Now we are one

To my surprise, Quad Royal is a year old this week.  So happy birthday to us.  Now I am not going to write a long and self-congratulatory post, but we will be waving a few flags, as there are a couple of things which do need to be said.

Guinness coronation poster vintage John Gilroy animals toucan

First and foremost is a thank you to everyone for coming over and not only reading but commenting and linking and generally adding to Quad Royal.  It’s been a great pleasure meeting people and conversing with them, not only on the blog, but also by email and on Twitter.  (Pleasingly, we’ve just reached 200 followers on Twitter in time for this birthday, but if anyone else would like to follow Quad Royal on Twitter, it would be lovely to see you too).  I’ve learnt a lot from some very knowledgeable people, and it wouldn’t have been one tenth as much fun without everyone.  So thank you.

But getting to one has also made me think a bit about what the purpose of the blog is, other than a form of occupational therapy for me.  It’s something I’ve been forced to consider anyway, as last week’s post about the Kinneir and Calvert Railway Alphabet (except it may not be that, go and look at the comments if you want to follow the story in all its typographical detail) has attracted more attention than anything else ever posted on here.  Not only have the modernist type-nerds of the world tweeted it and linked to it, but it has turned out that the two posters (one illustrated below) are not only rare but of some historical importance.

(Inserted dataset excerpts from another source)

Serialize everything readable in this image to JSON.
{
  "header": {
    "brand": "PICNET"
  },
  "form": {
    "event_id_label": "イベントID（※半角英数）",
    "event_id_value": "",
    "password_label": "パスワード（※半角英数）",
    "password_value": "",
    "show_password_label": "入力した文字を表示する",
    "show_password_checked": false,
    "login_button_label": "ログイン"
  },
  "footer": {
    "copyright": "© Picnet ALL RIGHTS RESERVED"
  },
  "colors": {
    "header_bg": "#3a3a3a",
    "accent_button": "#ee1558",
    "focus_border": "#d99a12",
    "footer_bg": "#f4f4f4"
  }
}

black rail type Kinneir calvert again

Which is, to say the least. surprising.  If  you rewind to the beginning of it all, Mr Crownfolio and I bought a huge lot of misc posters from the tail end of the Malcolm Guest sale for the grand sum of £10.  These then sat about in the corner of a room for six months in a tube marked ‘selling’.  After I finally remembered that this was there, with the thought of putting them on eBay, I had a proper look at them for the first time.  And when I did that, along with a bit of research, they turned out to be more interesting than I thought.  Then, when they were up on the blog and other people had a good look at them they turned out to be really quite rare indeed.

All of which has made me realise that one of the important things about this blog is looking at graphics and posters closely.  Because quite often they can turn out to be much more interesting than a cursory glance would lead one to suspect.  The alphabet posters are perhaps the most extreme example of this, but it’s true of so many of the things featured on Quad Royal over the last year.  Posters can tell us stories about how people lived, and what they thought about how they would like to live; they are designed by interesting people whose lives are intertwined with some of the important ideas of the last century, and in amongst all that they are a great pleasure to look at.

Of course, Barbara Jones got there long before I did.

Barbara Jones BBC Schools booklet 1954

barbara jones school booklet 1954 looking at things reverse

Her BBC Schools series is all about the pleasures of seeing in detail.  So here’s to another year of looking at things.

Incidentally, in case you think this is all a bit self-important and puffery, here’s a further cautionary tale.  In writing this, I looked up the original Morphets lot which had the type posters in, to find out what we paid for them.  Only it said ‘4 typographic posters’.  Sure enough, down the back the shelves where miscellaneous things live were two more historically important documents.  I really would have made a very bad museum indeed.